I currently work at PointSource in Raleigh where I’m a Director of UX. But over the past 15 years, I’ve worked as a visual and user experience designer. I have also worked as a developer and strategist.  In that time, some themes have emerged that are important to me.

Building stuff

To me, it’s about the work. My worst days are spent doing email and talking about working. My best days are when I come home with my hands black from dry erase markers used in furious, collaborative work sessions dedicated to designing something- days spent working with the designers, developers, and clients – days spent building something.

I also enjoy building departments. Instead of building by mandate, I prefer to build organically by creating constant value for an organization. I’m always looking for ways to integrate new team members into the larger organization and establishing protocols to ensure success.

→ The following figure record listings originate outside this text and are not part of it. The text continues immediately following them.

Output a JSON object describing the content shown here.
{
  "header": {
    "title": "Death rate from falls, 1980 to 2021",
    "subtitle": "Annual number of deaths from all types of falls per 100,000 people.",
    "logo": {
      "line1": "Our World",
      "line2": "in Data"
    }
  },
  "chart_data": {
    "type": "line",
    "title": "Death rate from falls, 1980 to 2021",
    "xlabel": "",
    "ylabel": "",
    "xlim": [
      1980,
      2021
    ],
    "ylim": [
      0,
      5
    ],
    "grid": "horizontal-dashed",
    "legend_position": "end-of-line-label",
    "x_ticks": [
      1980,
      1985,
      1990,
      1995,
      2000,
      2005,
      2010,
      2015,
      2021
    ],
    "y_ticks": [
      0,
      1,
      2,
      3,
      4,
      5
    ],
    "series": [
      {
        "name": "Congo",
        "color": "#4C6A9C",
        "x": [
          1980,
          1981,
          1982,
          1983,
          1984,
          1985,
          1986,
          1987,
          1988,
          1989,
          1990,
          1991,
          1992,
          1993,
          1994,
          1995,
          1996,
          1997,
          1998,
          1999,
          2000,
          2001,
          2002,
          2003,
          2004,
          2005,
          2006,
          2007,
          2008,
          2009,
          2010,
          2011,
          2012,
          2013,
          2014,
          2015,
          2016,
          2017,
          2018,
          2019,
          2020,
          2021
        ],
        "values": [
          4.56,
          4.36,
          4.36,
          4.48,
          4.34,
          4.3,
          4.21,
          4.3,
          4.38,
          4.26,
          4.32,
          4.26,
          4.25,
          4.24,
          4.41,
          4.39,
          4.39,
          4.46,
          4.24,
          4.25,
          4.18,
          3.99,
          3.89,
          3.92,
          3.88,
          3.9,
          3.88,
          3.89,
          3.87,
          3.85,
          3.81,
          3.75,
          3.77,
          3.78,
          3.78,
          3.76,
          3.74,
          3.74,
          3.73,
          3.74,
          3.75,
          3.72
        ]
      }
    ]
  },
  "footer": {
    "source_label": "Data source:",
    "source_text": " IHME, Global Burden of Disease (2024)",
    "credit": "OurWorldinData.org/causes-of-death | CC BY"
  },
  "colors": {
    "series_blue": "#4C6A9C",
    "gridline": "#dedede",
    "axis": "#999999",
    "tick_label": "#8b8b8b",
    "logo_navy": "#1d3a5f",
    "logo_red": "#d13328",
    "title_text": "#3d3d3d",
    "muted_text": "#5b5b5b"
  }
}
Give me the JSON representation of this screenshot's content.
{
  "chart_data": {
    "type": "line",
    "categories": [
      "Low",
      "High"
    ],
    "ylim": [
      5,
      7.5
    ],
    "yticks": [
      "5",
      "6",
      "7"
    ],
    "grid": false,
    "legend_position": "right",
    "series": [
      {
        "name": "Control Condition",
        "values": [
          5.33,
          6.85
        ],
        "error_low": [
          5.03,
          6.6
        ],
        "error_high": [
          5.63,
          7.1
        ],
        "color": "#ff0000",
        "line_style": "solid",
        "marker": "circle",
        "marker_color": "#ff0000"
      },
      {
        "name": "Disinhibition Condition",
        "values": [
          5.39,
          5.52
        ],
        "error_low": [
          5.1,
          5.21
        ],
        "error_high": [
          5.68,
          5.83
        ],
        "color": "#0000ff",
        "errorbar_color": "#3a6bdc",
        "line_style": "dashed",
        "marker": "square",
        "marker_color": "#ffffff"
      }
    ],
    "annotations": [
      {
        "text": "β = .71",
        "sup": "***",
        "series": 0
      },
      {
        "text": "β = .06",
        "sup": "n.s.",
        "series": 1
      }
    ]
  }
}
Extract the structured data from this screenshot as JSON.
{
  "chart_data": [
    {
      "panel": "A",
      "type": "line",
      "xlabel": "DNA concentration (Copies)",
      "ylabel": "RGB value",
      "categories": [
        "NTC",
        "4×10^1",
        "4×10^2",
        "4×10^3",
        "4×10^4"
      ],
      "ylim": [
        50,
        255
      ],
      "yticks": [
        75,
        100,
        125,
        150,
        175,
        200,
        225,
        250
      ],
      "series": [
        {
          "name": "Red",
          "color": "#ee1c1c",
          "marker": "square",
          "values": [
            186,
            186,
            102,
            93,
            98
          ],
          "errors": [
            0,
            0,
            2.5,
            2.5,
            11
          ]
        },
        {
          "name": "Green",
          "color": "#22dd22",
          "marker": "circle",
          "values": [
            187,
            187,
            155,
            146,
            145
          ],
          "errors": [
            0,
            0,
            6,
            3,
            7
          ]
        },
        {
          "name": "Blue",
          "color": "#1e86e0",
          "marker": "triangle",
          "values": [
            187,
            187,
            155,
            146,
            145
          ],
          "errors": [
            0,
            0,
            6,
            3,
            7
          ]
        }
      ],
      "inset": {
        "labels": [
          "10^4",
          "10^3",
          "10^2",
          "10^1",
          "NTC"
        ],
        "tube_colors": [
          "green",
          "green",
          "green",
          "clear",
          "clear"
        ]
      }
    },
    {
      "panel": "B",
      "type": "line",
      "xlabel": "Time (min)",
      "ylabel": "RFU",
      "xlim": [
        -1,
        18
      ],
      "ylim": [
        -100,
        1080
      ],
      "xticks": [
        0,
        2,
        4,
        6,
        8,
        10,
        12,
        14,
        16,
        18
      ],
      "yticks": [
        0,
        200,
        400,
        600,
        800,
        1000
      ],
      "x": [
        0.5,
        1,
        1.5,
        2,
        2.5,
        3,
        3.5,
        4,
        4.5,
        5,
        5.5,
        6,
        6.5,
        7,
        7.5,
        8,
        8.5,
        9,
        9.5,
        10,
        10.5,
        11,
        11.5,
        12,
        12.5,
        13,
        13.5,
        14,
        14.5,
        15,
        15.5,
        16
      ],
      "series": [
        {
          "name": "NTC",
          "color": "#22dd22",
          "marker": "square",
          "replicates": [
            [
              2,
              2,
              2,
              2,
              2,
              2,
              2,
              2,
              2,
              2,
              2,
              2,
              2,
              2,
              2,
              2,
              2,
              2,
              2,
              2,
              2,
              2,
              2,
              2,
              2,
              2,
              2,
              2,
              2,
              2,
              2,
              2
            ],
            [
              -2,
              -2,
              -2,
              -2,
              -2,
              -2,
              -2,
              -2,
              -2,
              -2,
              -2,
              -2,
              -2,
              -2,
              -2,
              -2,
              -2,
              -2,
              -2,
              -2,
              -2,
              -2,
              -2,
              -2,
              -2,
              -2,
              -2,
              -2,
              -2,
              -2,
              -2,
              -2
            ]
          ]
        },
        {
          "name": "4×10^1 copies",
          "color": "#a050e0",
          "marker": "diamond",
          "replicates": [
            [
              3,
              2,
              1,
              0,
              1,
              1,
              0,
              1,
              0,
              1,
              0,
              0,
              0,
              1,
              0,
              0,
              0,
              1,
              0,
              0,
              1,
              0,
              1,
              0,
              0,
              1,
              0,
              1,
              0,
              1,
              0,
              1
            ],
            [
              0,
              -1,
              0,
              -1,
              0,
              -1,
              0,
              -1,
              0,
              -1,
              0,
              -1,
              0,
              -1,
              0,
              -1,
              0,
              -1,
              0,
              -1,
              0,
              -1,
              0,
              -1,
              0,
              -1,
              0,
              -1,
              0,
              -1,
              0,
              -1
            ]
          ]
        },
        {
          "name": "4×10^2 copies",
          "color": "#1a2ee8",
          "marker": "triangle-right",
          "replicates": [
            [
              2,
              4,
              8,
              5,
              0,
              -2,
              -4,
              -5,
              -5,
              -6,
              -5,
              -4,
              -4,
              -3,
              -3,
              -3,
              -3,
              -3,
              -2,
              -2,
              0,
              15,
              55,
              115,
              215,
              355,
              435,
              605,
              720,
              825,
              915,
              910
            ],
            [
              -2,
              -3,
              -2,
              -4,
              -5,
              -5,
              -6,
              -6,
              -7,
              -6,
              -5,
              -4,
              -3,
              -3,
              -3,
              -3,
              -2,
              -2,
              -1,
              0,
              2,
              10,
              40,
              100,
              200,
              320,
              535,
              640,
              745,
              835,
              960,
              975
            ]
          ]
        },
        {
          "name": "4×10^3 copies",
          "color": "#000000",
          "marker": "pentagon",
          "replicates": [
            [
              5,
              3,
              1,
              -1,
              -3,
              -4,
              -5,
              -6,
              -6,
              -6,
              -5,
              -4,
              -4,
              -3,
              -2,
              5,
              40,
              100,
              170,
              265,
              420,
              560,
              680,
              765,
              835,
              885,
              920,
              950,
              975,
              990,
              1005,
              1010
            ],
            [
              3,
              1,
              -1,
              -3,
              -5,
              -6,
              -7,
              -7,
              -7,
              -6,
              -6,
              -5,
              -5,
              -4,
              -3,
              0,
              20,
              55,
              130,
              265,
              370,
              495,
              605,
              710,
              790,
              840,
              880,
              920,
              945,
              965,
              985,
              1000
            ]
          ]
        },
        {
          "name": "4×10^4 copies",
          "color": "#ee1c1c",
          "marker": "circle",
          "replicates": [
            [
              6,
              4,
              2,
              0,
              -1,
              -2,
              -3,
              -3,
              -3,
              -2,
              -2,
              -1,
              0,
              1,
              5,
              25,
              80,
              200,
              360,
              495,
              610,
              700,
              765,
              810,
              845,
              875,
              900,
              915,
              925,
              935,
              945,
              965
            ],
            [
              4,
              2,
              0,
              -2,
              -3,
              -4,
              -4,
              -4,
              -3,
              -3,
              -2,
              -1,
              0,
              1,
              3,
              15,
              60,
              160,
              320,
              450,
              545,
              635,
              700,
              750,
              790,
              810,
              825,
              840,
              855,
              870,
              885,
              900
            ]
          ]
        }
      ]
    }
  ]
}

It’s taken me a long time to learn what I suck at and what I’m good at. I’m not a project manager or a sales person (as much as I respect and need those people). I’m a builder.  I’m valuable when things need to get done.


Developing new talent is critical to all organizations. I work to not only train new UX talent, but I also work to help people in other departments learn more about user experience and development. Cross-functional training helps draw people together and helps build empathy for colleagues.

I’ve also worked as an instructor in the past and have volunteered my time with College of Design to help promote the UX field and educate young talent. I also serve on the board of TriUXPA, and help to guide the organization on it’s mission to promote the UX field.

Multi-disciplinary collaboration

Mobile and Web work has become more complex and sophisticated which has resulted in increased specialization in the field. One challenge this creates is a tendency for specialists to become siloed. My work experiences in development, design, and UX, help me integrate often disparate practices. Better collaboration on interactive projects fuses individual work together and improves quality, effectiveness, profitability, and creativity.

User-centered design

I’m a huge proponent of a modified user-centered design process. UCD methodologies clearly help organizations focus on what is most valuable to their users. What’s seemingly obvious, is that it’s also important that organizations clearly define what they need. I say “seemingly” because I am shocked at how often I get blank stares or thoughtless answers when I ask my clients the most important question: “what are your goals?” Because the best design satisfies the user’s needs and the company’s goals in a beautiful, elegant, and simple way.

Iterative, evolutionary design

While we all strive to make a perfect product on the first try, it’s obvious that the most successful ideas are the ones that are improved, iteratively, over time. Unfortunately, this is not what clients like to hear. Clients want to to think that you’ll “knock it outta the park!” They don’t want to hear, “we’ll launch the product and roadmap in important features over the next year.” Clients want to think you know everything. They don’t want to hear “we’re not sure about this idea. Let’s test it with users and watch the analytics and make critical decisions based on the feedback.”

But there is no getting around the fact that design is a process. The sooner you can get a client or company to embrace this simple truth, the sooner they’ll start succeeding.